Da frage ich mich natürlich zuerst: Welche Eltern möchten, dass ihr Kind später in der Prostitution arbeitet? Klar ist aber auch, das Thema «Sexualität» sollte in die Erziehung und Bildung von jungen Menschen stärker miteinbezogen werden. Durch das grosse Angebot von Pornografie und Sex als Ware wird insbesondere jungen Männern ein komplett falsches Bild vermittelt. Sexualität hat längst nicht nur mit Triebbefriedigung zu tun. Ein erfülltes Sexualleben macht uns Menschen glücklich.

Hat sich während der Recherchen für Ihren Dokumentarfilm «Precious_LIEBEnsWERT» und der Gespräche mit den Frauen Ihre Meinung über die Sexarbeit grundlegend verändert?

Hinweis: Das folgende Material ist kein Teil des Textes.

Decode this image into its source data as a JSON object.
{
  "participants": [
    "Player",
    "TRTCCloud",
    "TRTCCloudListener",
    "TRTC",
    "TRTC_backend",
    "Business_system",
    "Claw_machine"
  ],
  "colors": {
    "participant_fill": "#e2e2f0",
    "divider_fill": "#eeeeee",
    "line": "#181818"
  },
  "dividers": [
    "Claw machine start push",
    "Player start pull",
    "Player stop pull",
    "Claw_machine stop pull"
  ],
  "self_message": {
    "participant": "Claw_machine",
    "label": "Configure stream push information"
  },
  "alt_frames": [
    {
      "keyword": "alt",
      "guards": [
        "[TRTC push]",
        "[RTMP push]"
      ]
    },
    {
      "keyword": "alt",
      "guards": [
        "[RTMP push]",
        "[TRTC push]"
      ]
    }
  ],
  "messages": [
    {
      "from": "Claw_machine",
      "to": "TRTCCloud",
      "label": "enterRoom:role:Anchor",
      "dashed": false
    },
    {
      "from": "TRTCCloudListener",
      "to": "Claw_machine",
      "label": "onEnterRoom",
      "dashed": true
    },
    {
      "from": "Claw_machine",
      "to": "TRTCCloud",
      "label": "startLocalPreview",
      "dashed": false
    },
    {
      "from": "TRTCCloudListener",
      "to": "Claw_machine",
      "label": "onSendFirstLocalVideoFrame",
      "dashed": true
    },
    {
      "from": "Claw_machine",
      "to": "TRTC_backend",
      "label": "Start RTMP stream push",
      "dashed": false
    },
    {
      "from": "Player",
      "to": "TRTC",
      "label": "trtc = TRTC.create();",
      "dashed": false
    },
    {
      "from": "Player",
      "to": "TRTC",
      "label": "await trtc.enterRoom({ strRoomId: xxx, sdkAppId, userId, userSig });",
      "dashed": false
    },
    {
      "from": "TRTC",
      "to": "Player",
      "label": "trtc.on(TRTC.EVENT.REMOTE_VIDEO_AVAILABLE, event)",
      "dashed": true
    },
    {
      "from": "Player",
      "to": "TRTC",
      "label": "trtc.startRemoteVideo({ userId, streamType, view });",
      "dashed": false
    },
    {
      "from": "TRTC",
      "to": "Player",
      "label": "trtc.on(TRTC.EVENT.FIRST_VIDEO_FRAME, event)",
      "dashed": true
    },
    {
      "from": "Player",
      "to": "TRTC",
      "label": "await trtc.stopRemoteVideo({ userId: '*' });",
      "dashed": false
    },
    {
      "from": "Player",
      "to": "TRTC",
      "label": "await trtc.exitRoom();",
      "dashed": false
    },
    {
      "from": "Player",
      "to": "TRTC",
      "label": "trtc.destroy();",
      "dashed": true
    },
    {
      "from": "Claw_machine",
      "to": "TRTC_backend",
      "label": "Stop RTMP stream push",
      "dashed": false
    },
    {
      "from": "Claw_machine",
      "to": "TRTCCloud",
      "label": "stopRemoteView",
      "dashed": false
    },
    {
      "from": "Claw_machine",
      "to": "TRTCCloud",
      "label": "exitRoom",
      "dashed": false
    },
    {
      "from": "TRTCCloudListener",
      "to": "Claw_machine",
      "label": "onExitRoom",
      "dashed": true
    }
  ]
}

Ich habe mich für den Film während drei Jahren intensiv mit dem Thema «Sexarbeit und Prostitution» beschäftigt, weil ich über das Thema aufklären will. Dabei geht es mir aber weniger um die Debatte über ein Sexkauf-Verbot, also das sogenannte nordische Modell. Mir ist es vielmehr ein Anliegen, dass Politik und Polizei gemeinsam intensiver nach Lösungen suchen, wie man sexuelle Ausbeutung reduzieren kann.


Der Dokumentarfilm «Precious_LIEBEnsWERT» ist aktuell in den Schweizer Kinos zu sehen.